Help I can’t Sleep has the advantage of being sold in places people actually need help going to sleep –in hotels, in-flight, in 24-hour drugstores, on late night television, online, on a mobile website and on Duane Reade’s Times Square screens, which are the last thing many people in New York see before they go home and head off to bed.

Nine different films were made, from 30 seconds to 2 minutes in length, featuring an array of funny and sometimes outlandish dream scenarios – from human sized puppies lamenting their lack of extra-marital affairs to a milkmaid who lives in a picture that hangs in a dermatologist’s waiting room.

The dream recommendations were complemented by an app for iPhone, iPad and iPod Touch, which “records” a person’s dreams and posts them to Facebook or Twitter. The app allows people to test whether they are having the dreams that Help I can’t Sleep recommended, or some other wonderful dream, and it shares those dreams with their friends live.

Also a sandman roamed the streets of New York late at night, handing out hand drawn Help I can’t Sleep “dream recommendations.”
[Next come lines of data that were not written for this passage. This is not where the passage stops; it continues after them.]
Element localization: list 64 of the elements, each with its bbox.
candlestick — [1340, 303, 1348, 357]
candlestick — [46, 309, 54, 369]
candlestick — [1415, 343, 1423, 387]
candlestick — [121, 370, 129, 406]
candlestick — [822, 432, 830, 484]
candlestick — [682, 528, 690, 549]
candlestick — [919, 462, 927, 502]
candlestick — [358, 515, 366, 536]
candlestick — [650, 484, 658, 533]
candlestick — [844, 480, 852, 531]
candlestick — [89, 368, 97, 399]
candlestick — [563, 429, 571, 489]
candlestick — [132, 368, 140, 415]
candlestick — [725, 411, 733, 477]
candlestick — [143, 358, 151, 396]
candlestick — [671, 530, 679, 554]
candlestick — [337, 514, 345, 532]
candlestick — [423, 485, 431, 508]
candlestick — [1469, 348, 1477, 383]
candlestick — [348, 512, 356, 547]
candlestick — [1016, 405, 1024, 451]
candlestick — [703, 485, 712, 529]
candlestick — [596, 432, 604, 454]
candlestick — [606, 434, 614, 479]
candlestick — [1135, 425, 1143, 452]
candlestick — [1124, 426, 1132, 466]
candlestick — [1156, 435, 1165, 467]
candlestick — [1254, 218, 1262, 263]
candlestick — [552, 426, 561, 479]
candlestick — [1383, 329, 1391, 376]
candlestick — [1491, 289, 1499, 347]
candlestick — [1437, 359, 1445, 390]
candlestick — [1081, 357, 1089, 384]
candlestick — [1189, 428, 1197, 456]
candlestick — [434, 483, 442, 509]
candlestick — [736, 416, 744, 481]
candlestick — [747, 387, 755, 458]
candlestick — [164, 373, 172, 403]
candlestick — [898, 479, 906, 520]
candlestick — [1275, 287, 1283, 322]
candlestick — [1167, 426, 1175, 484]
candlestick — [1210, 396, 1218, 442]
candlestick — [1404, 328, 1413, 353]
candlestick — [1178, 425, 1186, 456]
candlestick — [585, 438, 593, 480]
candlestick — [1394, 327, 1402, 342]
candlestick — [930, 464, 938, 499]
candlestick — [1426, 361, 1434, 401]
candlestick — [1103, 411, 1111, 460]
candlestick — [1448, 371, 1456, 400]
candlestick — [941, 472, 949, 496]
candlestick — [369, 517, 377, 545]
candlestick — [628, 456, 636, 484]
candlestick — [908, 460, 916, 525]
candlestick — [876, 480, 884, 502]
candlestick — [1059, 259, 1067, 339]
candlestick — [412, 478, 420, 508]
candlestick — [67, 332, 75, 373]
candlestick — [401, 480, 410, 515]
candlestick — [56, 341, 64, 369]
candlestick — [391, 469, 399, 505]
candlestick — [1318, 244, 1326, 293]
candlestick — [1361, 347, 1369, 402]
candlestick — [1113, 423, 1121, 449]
The idea extended to pack design, with dream recommendations on each box of Help I can’t Sleep.

Results

The campaign launched on March 24 so preliminary results will not be available for another month at minimum.

 

Our Thoughts

What I like about this is that it doesn’t deal with the benefit of the product – a good night’s sleep – but with the benefit of the benefit. When you sleep well, you dream. The benefit of the benefit of the benefit would be that you have great and glorious dreams and a couple of these get close, in a weird sort of way.

The free app is medicinal in its own right, suggesting that all you have to do is download it to be given a night of improbable dreams.